Aponte MS365_MCP_ATTACHMENT_URL_BASE para a porta de anexos. O servidor não pode verificar isso
por você: a base é geralmente um nome de contêiner em uma rede que este processo não pode resolver, então
uma porta errada aqui aparece como uma falha de busca no sidecar, não um erro aqui. Tanto a
base quanto a porta vinculada são registradas na inicialização, com uma linha de diferença, exatamente para essa comparação.
A assinatura, e quem verifica o quê
dgk/dgx/dgs não são verificados por este servidor no resgate, e isso é deliberado.
Eles existem para o buscador: um sidecar de conversão de documentos que se recusa a discar um endereço
privado a menos que a URL carregue um HMAC válido de uma origem que foi configurado para confiar.
O que autoriza o resgate aqui é o ticket. Verificar a assinatura no caminho de volta
provaria apenas que cunhamos a URL — o que o ticket já prova — enquanto acoplaria o resgate
ao relógio do sidecar e à chave sobrevivendo a uma reinicialização.
O formato de transmissão é docglean-mcp's
signing.py (canonical_string), e src/lib/url-signing.ts é uma porta dele. A
string canônica é unida por \n: v1, esquema em minúsculas, host em minúsculas, a porta sempre
explícita, o caminho, a consulta restante com dgk/dgx/dgs removidos e o resto classificado
e re-codificado, e a expiração. Os vetores de teste em
test/attachment-url-signing.test.ts foram verificados contra a implementação Python byte
por byte — três lugares onde o JavaScript óbvio discorda do Python (escape de !*'(),
decodificação de + como espaço e ordem de classificação por code-point vs UTF-16) são por que essa verificação
existe em vez de ser assumida.
O ticket viaja na consulta, não no caminho, porque o sidecar verificador mantém o caminho de uma URL buscada em suas mensagens de erro e remove a consulta.

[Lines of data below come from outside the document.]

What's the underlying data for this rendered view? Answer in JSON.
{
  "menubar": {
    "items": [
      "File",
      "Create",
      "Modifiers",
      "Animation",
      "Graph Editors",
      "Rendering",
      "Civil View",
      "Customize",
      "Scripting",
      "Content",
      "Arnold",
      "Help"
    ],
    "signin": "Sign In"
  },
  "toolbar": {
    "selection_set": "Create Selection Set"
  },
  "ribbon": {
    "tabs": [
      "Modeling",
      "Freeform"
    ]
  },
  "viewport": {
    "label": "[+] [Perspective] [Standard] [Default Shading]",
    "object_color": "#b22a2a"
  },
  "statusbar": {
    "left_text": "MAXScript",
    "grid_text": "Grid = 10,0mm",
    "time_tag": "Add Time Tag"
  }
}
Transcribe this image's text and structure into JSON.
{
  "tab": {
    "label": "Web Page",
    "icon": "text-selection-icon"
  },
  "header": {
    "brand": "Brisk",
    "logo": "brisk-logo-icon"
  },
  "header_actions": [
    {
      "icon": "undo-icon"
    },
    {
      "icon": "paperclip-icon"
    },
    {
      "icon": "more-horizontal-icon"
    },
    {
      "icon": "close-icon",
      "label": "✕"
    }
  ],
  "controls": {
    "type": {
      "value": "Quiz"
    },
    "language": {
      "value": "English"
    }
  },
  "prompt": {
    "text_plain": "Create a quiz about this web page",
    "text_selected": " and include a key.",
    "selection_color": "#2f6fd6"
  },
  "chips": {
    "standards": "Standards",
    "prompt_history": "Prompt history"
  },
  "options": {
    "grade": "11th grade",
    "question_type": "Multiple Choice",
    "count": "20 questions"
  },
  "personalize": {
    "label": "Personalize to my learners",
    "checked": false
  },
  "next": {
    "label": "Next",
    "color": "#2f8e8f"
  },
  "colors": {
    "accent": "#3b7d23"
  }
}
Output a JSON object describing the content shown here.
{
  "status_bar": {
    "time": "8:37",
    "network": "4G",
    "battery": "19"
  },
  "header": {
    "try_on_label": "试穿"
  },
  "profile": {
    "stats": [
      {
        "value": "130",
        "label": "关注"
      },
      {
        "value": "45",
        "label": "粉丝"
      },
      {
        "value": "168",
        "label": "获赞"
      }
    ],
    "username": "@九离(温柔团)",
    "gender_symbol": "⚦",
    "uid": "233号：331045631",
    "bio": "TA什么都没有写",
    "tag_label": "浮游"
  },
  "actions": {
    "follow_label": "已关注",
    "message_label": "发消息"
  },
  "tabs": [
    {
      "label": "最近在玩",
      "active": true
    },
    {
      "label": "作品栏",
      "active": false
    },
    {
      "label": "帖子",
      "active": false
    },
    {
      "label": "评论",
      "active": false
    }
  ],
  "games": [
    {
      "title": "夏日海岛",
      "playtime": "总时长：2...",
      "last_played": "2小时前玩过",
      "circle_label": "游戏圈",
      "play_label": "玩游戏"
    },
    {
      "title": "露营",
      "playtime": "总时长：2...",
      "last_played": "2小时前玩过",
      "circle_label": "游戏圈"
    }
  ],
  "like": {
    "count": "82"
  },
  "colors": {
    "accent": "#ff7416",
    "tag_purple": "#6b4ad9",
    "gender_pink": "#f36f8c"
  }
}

Não disponível no modo OAuth/OBO
A identidade lá chega por solicitação no cabeçalho Authorization do chamador, e um ticket é
resgatado mais tarde por um buscador que não envia nenhum. A cunhagem se recusa com uma explicação em vez
de produzir uma URL que sempre falha.
Armazenamento de Tokens
Os tokens de autenticação são armazenados em um arquivo criptografado (AES-256-GCM). Apenas a chave de criptografia de 32 bytes vai para o armazenamento de credenciais do SO via keytar.

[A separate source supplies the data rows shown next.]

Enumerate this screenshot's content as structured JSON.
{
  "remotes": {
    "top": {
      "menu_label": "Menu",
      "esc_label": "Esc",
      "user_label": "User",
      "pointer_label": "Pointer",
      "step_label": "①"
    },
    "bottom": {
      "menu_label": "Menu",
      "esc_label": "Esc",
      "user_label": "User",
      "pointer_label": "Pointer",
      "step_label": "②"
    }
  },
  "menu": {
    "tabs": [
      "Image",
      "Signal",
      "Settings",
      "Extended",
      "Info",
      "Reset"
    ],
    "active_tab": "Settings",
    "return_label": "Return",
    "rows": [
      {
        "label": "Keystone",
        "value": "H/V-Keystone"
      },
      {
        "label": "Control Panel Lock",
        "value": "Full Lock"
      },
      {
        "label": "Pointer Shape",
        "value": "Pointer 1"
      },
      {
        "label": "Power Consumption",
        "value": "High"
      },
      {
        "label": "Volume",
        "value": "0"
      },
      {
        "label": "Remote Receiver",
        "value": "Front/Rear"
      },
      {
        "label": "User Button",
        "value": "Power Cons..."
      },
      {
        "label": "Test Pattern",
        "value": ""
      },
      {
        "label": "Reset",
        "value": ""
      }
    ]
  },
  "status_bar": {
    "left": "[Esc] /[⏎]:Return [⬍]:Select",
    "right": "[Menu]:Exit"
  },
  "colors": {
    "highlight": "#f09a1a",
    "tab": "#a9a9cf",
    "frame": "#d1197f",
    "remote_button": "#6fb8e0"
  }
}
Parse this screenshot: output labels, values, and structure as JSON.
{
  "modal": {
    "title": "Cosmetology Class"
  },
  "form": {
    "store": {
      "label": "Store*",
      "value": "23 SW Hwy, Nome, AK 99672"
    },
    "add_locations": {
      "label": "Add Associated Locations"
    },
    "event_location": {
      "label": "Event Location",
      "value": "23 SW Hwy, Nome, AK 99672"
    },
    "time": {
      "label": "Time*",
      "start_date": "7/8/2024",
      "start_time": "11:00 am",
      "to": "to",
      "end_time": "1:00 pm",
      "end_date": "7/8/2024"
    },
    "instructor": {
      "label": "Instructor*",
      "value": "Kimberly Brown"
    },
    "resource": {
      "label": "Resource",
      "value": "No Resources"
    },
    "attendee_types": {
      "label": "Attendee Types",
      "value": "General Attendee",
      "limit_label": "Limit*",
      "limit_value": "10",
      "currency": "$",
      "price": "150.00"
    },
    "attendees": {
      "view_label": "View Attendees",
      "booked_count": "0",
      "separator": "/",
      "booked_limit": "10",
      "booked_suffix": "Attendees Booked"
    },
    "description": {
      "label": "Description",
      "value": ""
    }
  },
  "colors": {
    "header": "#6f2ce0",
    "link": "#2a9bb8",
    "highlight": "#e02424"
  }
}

O cache em si é grande demais para alguns armazenamentos de credenciais conterem — um blob do Gerenciador de Credenciais do Windows tem um limite de 2560 bytes e um cache de token real é várias vezes isso, então no Windows a gravação nunca poderia ter sucesso. Uma chave tem 32 bytes independentemente de quantas contas estão conectadas, então isso funciona da mesma forma em todas as plataformas.
Caminhos padrão estão no diretório de configuração por usuário:
| Plataforma | Localização |
|---|---|
| Windows | %APPDATA%\ms-365-mcp-server\ |
| macOS | ~/Library/Application Support/ms-365-mcp-server/ |
| Linux | $XDG_CONFIG_HOME/ms-365-mcp-server/ (ou ~/.config/ms-365-mcp-server/) |
Versões anteriores usavam como padrão um caminho dentro do pacote instalado, que sob npx resolve para um diretório de cache com hash de conteúdo que npm cache clean ou um aumento de versão descarta. Um cache ainda no diretório do pacote é movido para o novo local na primeira execução.
Isso cobre instalações globais e locais, e npx quando o hash não mudou. Não pode alcançar um cache deixado em um diretório de hash de npx anterior, então atualizar uma instalação npx uma última vez significa entrar novamente. Adotar um cache de outro diretório significaria confiar em um diretório que este pacote não pode provar que escreveu, o que não vale um único login salvo.
Substitua os caminhos se precisar:
export MS365_MCP_TOKEN_CACHE_PATH="$HOME/.config/ms365-mcp/.token-cache.json"
export MS365_MCP_SELECTED_ACCOUNT_PATH="$HOME/.config/ms365-mcp/.selected-account.json"
Os diretórios pai são criados automaticamente. Os arquivos são gravados com permissões 0600.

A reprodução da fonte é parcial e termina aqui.